Mr Justice Hellman wrote that according to the Constitution, the applicant should not be ordered to pay the respondents or any other party’s costs unless the court is satisfied that the applicant had acted unreasonably.
“Thus if the applicant is unsuccessful each party will normally bear their own costs,” he wrote. “However if the applicant is successful then the respondent will normally be ordered to pay the applicant’s costs.”
In the present case, Mr Justice Hellman said he was not satisfied that Mr Holman and his family had acted unreasonably in the application or the conduct of their case.
“Their constitutional and purported Magna Carta rights were arguably engaged,” he said. “Judicial review, which was in its infancy during the 1970s, would not have been an apt remedy as it does not give rise to damages; and the mischief complained of, namely the non-recognition of Bermudian status and de facto exclusion from Bermuda, is better captured by a public than a private law action.

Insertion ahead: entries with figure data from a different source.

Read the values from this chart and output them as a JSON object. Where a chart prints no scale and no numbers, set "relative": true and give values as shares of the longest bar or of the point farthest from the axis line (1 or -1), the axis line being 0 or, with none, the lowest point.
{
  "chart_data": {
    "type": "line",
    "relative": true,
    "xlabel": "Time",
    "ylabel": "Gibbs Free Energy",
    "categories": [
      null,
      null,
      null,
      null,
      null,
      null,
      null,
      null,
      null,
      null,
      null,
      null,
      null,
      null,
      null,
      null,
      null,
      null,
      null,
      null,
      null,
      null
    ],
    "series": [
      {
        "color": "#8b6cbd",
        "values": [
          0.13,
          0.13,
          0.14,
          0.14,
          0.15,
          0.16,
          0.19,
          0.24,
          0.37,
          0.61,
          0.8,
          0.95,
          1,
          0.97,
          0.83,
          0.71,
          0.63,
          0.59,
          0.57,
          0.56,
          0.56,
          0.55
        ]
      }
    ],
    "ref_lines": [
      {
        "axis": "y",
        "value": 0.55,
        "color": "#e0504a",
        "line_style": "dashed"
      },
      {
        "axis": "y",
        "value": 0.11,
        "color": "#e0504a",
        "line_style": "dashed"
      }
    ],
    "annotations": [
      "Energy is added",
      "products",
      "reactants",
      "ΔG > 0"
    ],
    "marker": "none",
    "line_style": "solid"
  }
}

“Claims under the Constitution and, if applicable, Magna Carta are not subject to a time bar. As to the merits of the claims, I cannot say that they would have been bound to fail. As to the conduct of the action, the summons for leave to discontinue was filed at an early stage.
“Although the defendant was the successful party in this action he has not been awarded his costs. Moreover, the principles applicable to the award of costs in constitutional cases in Bermuda were unclear. I have therefore made no order as to the costs of the costs hearing, notwithstanding that at that hearing the successful parties were the plaintiffs.”